In a concurrent private placement (the
“Private Placement” and together with the Registered Offering, the “Offerings”), the Company agreed to
issue to the Investors who participated in the Registered Offering warrants (the “Warrants” and collectively with the
Shares, the “Securities”) to purchase an aggregate of 875,000 shares of Common Stock at an exercise price of $1.63
per share. Each Warrant will be exercisable on the six month anniversary of the date of issuance and will expire on the fifth anniversary
of the date that it became exercisable. The Warrants and the shares of our Common Stock issuable upon the exercise of the Warrants
are not being registered under the Securities Act of 1933, as amended (the “Securities Act”), were not offered pursuant
to the Registration Statement and were offered pursuant to the exemption provided in Section 4(a)(2) under the Securities Act,
and Rule 506(b) promulgated thereunder.
On November 15, 2017, the Company entered
into an agreement (the “Board Agreement”) with Argyle Street Management Limited (“ASM”), which entity,
along with certain affiliates, was an Investor in the Offerings, pursuant to which the Company agreed that ASM shall have the right
to designate one member to the Company’s board of directors (the “Board”), who shall initially be Mr. Kin Chan,
for so long as ASM and its affiliates beneficially own at least 750,000 shares of Common Stock.
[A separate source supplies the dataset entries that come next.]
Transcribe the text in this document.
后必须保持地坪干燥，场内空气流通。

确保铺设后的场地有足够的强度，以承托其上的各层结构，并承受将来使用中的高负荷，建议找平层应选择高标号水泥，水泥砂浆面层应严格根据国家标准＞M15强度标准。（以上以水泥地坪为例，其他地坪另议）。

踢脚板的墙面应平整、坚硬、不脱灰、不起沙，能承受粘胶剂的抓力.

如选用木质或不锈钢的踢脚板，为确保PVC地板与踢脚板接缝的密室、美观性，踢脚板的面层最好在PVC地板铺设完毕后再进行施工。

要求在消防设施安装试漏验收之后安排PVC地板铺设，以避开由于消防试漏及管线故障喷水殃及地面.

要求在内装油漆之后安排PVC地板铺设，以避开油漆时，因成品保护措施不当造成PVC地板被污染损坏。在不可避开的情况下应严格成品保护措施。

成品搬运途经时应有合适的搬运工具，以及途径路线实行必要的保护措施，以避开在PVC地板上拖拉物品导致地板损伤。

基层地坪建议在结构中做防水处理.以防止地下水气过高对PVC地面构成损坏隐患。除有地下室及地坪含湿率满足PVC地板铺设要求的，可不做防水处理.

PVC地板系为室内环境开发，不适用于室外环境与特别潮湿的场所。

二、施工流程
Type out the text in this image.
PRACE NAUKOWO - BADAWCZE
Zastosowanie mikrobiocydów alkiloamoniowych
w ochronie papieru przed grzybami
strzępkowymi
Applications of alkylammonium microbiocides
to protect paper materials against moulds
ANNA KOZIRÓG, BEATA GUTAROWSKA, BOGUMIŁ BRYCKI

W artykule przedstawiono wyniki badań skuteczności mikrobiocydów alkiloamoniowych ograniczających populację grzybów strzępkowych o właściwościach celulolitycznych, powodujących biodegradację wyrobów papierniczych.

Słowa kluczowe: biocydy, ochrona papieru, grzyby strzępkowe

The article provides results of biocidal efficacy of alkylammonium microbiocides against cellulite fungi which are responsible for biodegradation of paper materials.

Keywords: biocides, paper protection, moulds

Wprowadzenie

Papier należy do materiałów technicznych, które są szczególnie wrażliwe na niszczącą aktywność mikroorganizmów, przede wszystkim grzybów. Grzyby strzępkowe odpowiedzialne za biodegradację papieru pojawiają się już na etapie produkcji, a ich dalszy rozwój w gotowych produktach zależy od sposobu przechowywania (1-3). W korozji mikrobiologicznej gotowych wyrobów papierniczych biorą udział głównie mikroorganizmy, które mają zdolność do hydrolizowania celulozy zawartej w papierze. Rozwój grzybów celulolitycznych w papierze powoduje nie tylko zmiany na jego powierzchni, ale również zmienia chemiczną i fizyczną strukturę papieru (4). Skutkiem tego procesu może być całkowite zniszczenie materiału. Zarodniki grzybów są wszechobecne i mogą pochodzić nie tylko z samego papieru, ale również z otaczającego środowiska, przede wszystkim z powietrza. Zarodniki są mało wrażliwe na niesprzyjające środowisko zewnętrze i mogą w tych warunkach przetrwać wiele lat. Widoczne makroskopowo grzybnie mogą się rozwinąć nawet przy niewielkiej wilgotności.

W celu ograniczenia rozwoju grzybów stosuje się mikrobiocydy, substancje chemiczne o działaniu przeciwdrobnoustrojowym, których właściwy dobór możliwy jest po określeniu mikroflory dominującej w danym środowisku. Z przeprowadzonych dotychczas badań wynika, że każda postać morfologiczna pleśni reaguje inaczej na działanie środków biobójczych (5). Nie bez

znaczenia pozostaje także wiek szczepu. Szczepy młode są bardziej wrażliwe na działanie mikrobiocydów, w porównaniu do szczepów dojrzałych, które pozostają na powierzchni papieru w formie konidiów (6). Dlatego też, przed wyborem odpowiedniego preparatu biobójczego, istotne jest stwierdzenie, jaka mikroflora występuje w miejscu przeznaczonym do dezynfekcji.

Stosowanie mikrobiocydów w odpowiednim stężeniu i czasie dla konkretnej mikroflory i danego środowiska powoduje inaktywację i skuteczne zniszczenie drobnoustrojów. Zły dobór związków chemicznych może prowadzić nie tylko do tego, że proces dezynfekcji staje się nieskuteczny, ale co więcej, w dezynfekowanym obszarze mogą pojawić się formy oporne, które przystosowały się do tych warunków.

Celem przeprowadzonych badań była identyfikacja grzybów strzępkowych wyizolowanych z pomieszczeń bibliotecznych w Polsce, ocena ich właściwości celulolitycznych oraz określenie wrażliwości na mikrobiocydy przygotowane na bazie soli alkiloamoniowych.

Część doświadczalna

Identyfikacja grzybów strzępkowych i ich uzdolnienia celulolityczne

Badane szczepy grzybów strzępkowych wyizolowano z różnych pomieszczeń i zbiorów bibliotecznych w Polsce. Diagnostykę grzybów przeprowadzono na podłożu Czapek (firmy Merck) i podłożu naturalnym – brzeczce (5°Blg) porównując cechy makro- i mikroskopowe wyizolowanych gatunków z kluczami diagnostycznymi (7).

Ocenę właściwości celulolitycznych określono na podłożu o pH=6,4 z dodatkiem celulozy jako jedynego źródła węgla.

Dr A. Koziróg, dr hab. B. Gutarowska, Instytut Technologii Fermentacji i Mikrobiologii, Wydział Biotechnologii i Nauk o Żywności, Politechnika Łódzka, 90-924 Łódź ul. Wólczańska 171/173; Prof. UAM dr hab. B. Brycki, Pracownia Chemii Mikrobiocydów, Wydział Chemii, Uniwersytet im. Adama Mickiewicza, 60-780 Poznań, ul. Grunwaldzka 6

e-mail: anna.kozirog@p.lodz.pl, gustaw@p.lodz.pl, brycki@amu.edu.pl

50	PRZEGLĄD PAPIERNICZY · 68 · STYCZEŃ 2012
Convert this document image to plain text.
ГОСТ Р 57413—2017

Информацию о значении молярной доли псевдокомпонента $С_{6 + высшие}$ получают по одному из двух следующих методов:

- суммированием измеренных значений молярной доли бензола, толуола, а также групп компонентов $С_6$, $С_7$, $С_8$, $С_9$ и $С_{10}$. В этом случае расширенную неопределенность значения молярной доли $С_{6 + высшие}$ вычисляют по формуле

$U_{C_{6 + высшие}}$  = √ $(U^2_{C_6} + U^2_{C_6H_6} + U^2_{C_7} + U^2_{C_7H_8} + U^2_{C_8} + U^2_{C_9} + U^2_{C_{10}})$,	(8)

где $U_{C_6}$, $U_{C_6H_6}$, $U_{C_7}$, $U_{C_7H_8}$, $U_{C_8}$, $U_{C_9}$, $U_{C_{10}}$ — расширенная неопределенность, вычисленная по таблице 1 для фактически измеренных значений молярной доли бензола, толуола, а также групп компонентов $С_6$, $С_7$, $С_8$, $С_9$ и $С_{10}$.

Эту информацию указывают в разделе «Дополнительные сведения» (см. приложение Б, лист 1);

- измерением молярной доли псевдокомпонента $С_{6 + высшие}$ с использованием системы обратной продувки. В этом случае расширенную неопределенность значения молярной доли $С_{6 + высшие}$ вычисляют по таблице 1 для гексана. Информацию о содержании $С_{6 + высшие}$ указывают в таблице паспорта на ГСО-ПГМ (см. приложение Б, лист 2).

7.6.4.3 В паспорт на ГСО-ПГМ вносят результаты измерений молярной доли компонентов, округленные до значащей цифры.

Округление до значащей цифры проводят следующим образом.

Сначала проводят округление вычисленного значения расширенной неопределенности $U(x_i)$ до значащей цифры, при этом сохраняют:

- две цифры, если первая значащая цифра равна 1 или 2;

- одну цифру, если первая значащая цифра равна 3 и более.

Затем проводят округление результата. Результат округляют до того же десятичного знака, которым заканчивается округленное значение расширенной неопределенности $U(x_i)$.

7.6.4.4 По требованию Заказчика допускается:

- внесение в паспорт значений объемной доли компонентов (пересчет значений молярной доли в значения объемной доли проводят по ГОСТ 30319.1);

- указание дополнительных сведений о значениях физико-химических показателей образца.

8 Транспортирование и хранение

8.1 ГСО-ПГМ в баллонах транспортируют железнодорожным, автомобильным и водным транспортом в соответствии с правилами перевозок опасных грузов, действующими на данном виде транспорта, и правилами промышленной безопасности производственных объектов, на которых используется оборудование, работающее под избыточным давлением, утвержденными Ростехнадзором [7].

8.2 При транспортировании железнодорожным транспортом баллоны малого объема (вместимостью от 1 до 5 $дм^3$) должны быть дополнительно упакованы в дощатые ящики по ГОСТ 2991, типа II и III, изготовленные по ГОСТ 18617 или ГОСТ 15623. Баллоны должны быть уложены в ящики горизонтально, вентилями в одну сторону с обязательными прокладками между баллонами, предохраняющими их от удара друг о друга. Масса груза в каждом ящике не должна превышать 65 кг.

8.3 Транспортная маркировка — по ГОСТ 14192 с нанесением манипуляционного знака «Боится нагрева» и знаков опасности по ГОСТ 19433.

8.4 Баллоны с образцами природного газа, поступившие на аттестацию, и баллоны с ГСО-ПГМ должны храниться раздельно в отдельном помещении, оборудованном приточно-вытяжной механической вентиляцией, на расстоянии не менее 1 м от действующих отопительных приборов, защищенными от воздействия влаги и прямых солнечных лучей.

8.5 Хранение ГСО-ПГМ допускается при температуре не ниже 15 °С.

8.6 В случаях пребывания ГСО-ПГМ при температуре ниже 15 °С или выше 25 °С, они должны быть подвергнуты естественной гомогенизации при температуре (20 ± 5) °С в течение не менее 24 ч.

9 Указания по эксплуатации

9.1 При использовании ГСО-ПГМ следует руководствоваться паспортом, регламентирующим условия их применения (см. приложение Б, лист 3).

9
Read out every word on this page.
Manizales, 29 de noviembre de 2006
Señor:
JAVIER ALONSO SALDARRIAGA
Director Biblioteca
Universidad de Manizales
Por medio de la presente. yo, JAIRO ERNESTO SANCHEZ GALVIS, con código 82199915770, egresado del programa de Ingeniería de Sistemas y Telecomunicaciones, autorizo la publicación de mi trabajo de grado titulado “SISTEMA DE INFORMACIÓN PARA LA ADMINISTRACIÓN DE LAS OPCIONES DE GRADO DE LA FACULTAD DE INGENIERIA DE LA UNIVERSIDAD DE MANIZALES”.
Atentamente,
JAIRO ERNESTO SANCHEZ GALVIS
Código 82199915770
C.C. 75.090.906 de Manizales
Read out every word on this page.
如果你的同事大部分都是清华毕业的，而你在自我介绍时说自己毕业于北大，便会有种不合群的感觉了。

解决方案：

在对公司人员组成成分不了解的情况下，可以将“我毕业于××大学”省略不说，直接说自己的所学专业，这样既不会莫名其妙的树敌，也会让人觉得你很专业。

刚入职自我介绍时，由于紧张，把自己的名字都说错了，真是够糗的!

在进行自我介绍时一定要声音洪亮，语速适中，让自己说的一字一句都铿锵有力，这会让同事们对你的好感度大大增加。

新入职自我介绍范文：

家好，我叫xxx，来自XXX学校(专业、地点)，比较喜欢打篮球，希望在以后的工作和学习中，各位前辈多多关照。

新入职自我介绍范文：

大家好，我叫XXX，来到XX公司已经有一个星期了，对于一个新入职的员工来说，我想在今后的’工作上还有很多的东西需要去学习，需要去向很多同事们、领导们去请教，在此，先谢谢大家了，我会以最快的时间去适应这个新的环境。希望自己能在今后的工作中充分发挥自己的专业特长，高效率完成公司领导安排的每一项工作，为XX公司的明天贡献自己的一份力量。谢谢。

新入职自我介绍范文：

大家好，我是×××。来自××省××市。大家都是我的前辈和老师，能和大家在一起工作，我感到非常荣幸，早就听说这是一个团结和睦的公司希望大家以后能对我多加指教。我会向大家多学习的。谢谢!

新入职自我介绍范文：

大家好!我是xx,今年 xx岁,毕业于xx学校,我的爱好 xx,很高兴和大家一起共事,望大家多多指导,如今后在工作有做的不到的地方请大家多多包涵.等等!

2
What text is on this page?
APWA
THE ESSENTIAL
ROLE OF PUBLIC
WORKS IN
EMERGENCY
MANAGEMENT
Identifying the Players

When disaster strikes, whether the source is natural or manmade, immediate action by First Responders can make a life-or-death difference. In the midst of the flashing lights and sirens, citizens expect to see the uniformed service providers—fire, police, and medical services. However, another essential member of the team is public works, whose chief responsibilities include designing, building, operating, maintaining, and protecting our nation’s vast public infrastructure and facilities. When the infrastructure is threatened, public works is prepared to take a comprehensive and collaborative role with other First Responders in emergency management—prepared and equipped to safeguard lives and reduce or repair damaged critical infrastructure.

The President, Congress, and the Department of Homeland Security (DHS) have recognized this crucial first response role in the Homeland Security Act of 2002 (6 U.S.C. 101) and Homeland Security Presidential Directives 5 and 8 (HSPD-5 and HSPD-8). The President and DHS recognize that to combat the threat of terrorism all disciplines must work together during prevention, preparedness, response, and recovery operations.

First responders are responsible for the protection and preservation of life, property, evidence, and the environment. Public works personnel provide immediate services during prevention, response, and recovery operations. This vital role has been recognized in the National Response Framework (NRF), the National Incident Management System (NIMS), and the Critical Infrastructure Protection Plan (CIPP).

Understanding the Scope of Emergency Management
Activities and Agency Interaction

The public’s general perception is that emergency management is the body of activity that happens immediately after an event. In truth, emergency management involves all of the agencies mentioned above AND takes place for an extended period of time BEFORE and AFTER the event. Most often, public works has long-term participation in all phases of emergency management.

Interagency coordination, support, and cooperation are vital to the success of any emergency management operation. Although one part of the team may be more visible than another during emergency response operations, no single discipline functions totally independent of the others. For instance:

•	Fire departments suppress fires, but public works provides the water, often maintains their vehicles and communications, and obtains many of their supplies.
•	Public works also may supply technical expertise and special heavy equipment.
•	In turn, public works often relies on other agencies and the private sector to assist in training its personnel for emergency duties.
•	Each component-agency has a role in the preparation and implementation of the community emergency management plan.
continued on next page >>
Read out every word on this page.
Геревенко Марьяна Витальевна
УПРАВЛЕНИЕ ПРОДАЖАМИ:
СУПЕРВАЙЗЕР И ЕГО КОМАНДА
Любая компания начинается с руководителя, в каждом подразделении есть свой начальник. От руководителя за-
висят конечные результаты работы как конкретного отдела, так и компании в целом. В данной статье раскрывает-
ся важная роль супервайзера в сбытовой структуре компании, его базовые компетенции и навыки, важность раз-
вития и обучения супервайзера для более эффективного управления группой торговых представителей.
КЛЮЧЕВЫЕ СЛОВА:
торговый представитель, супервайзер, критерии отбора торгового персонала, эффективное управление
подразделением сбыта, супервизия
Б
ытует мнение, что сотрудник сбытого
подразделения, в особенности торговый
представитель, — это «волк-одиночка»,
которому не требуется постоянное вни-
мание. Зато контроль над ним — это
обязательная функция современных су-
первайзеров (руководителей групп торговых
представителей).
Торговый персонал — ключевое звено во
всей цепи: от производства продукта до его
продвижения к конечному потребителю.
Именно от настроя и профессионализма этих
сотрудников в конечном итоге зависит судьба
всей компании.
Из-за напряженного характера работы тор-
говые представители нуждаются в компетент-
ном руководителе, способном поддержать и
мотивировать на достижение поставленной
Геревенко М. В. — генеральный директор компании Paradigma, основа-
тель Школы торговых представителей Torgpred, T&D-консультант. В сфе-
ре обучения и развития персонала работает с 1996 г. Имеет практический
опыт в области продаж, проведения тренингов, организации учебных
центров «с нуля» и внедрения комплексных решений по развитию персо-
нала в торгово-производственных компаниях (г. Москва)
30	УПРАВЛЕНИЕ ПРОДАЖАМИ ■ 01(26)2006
The foregoing summaries of the Purchase
Agreement, the Warrants and the Board Agreement do not purport to be complete and are subject to, and qualified in their entirety
by, such documents attached as Exhibits 10.1, 4.1 and 10.2, respectively, to this Current Report on Form 8-K, which are incorporated
herein by reference.
This Current Report on Form 8-K does not
constitute an offer to sell any securities or a solicitation of an offer to buy any securities, nor shall there be any sale of
any securities in any state or jurisdiction in which such an offer, solicitation or sale would be unlawful prior to registration
or qualification under the securities laws of any such state or jurisdiction.
On November 15, 2017, the Company issued
a press release announcing the Offerings. A copy of the press release is attached as Exhibit 99.1 to this Current Report on Form
8-K. A copy of the opinion of Mintz, Levin, Cohn, Ferris, Glovsky and Popeo, P.C. relating to the legality of the issuance and
sale of the Shares is attached as Exhibit 5.1 hereto.